Did you click on the article because you read the title? The title reads like an oxymoron; a joke. Who says pregnant women are well-adjusted? Ha! That’s sounds kind of crazy… This woman must be mal-adjusted in her well-adjusted state!
My husband said this to me one day during my First Trimester tears. “Pregnancy has made you well adjusted.” We laughed about it and I had to ask what he meant… but now at 19 weeks, I think I understand.
Something just clicked. He said, at the time, that I was well-adjusted because I was crying more. I was always the girl that viewed emotions as items on a shelf. You take them down, you look at them, you sometimes dust them off but you don’t hold them, you don’t deal with or throw them away when they don’t fit anymore. They sit there – abstract from you. And then baby came along – hey Gloria, it’s okay to cry! Over little things. Over pretty things. Over loving things. Over super silly things.

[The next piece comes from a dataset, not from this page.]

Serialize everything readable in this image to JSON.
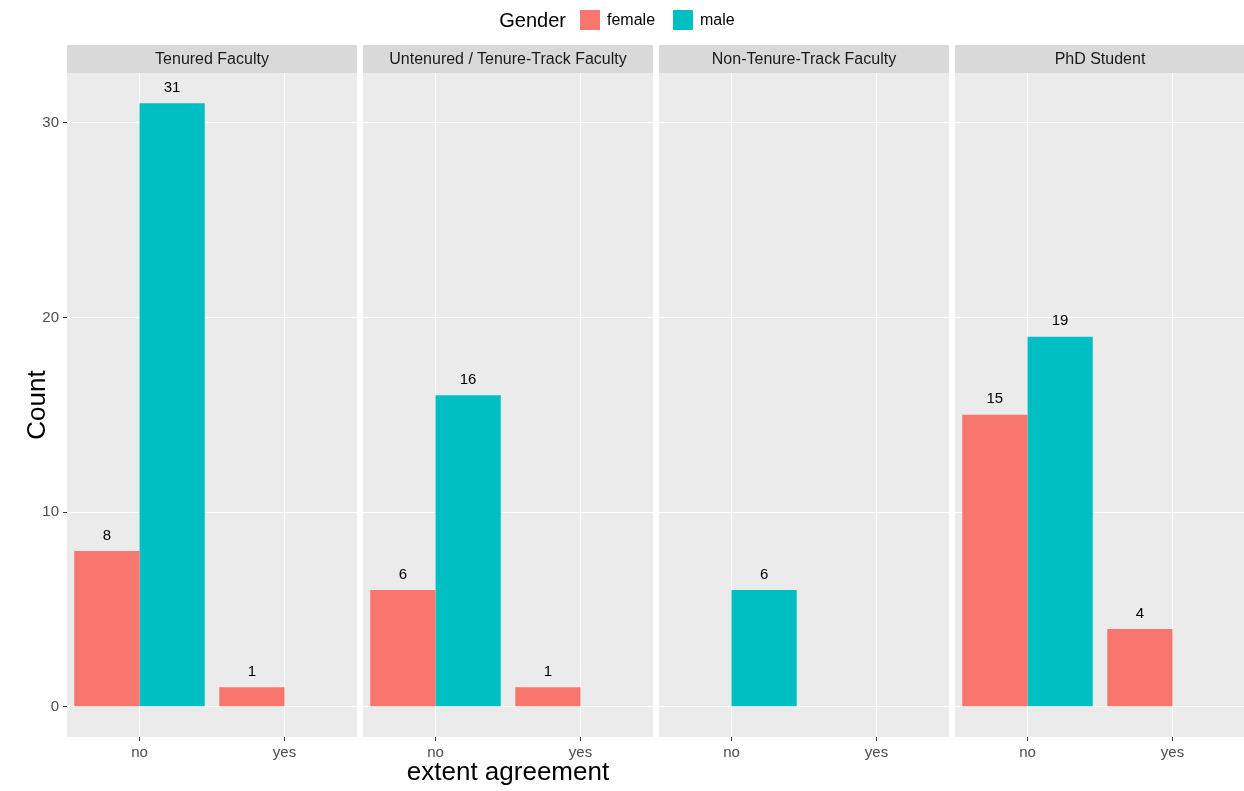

Maybe it’s because I turned 30 this year. 30 is supposed to be some magical number, right? The ohmigod I’m getting older kind of wake-up call or so I hear.
But maybe it’s because I’m ready. I’m ready for this new chapter and this little one in my life. I’m ready for us to sit on the couch and cuddle as a family. I’m ready to say I don’t know the answers and I want to be ready to tell him or her that…

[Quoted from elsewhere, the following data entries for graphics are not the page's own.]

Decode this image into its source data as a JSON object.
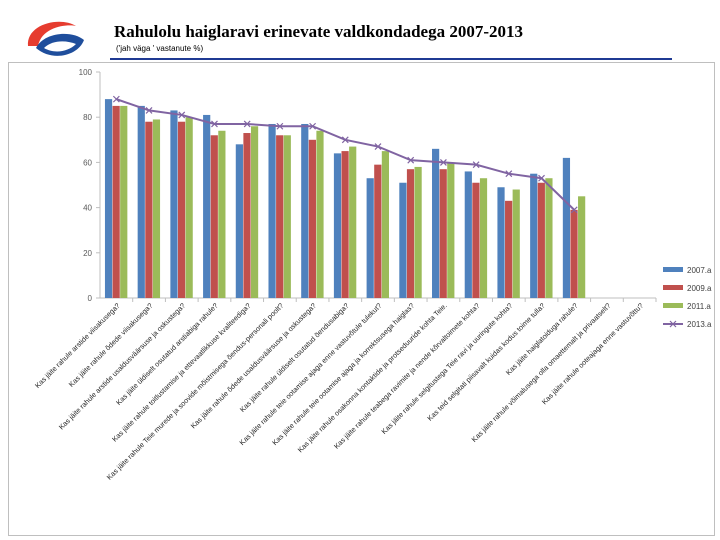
{
  "header": {
    "title": "Rahulolu haiglaravi erinevate valdkondadega 2007-2013",
    "subtitle": "('jah väga ' vastanute %)"
  },
  "colors": {
    "series_2007": "#4f81bd",
    "series_2009": "#c0504d",
    "series_2011": "#9bbb59",
    "series_2013": "#8064a2",
    "logo_red": "#e63c2f",
    "logo_blue": "#1f4e9c",
    "rule": "#1f3a93"
  },
  "chart_data": {
    "type": "bar",
    "title": "",
    "xlabel": "",
    "ylabel": "",
    "ylim": [
      0,
      100
    ],
    "yticks": [
      0,
      20,
      40,
      60,
      80,
      100
    ],
    "grid": false,
    "legend_position": "right",
    "categories": [
      "Kas jäite rahule arstide viisakusega?",
      "Kas jäite rahule õdede viisakusega?",
      "Kas jäite rahule arstide usaldusväärsuse ja oskustega?",
      "Kas jäite üldiselt osutatud arstiabiga rahule?",
      "Kas jäite rahule toitlustamise ja ettevaatlikkuse kvaliteediga?",
      "Kas jäite rahule Teie murede ja soovide mõistmisega õendus-personali poolt?",
      "Kas jäite rahule õdede usaldusväärsuse ja oskustega?",
      "Kas jäite rahule üldiselt osutatud õendusabiga?",
      "Kas jäite rahule teie ootamise ajaga enne vastuvõtule tulekut?",
      "Kas jäite rahule teie ootamise ajaga ja korrektsusega haiglas?",
      "Kas jäite rahule osakonna kontaktide ja protseduuride kohta Teie.",
      "Kas jäite rahule teabega ravimite ja nende kõrvaltoimete kohta?",
      "Kas jäite rahule selgitustega Teie ravi ja uuringute kohta?",
      "Kas teid selgitati piisavalt kuidas kodus toime tulla?",
      "Kas jäite haiglatoiduga rahule?",
      "Kas jäite rahule võimalusega olla omaettemalt ja privaatselt?",
      "Kas jäite rahule ooteajaga enne vastuvõttu?"
    ],
    "series": [
      {
        "name": "2007.a",
        "type": "bar",
        "values": [
          88,
          85,
          83,
          81,
          68,
          77,
          77,
          64,
          53,
          51,
          66,
          56,
          49,
          55,
          62,
          0,
          0
        ]
      },
      {
        "name": "2009.a",
        "type": "bar",
        "values": [
          85,
          78,
          78,
          72,
          73,
          72,
          70,
          65,
          59,
          57,
          57,
          51,
          43,
          51,
          39,
          0,
          0
        ]
      },
      {
        "name": "2011.a",
        "type": "bar",
        "values": [
          85,
          79,
          80,
          74,
          76,
          72,
          74,
          67,
          65,
          58,
          60,
          53,
          48,
          53,
          45,
          0,
          0
        ]
      },
      {
        "name": "2013.a",
        "type": "line",
        "values": [
          88,
          83,
          81,
          77,
          77,
          76,
          76,
          70,
          67,
          61,
          60,
          59,
          55,
          53,
          39,
          null,
          null
        ]
      }
    ]
  }
}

I want my baby to feel and to feel as if feeling is okay.
We don’t become well-adjusted overnight. This life is a process; you’ve never hit the top. Things are never “perfect” in the traditional sense of the word. We just have to come to the decision that things are beautiful the way they are; the sky is blue and that is beautiful. My eyes are brown and that is beautiful. I’m pregnant and that is beautiful (even if nothing fits and the scale numbers keep going up). I have celiac disease and sometimes that sucks but having good health again is beautiful. Open the window and smell the rain.
Now ask me how well adjusted I am when I’ve turned into a milk machine with no sleep. Yeah… maybe I better enjoy these moments of clarity while I still can…
What are your beautiful moments? Has motherhood changed the way you view your life?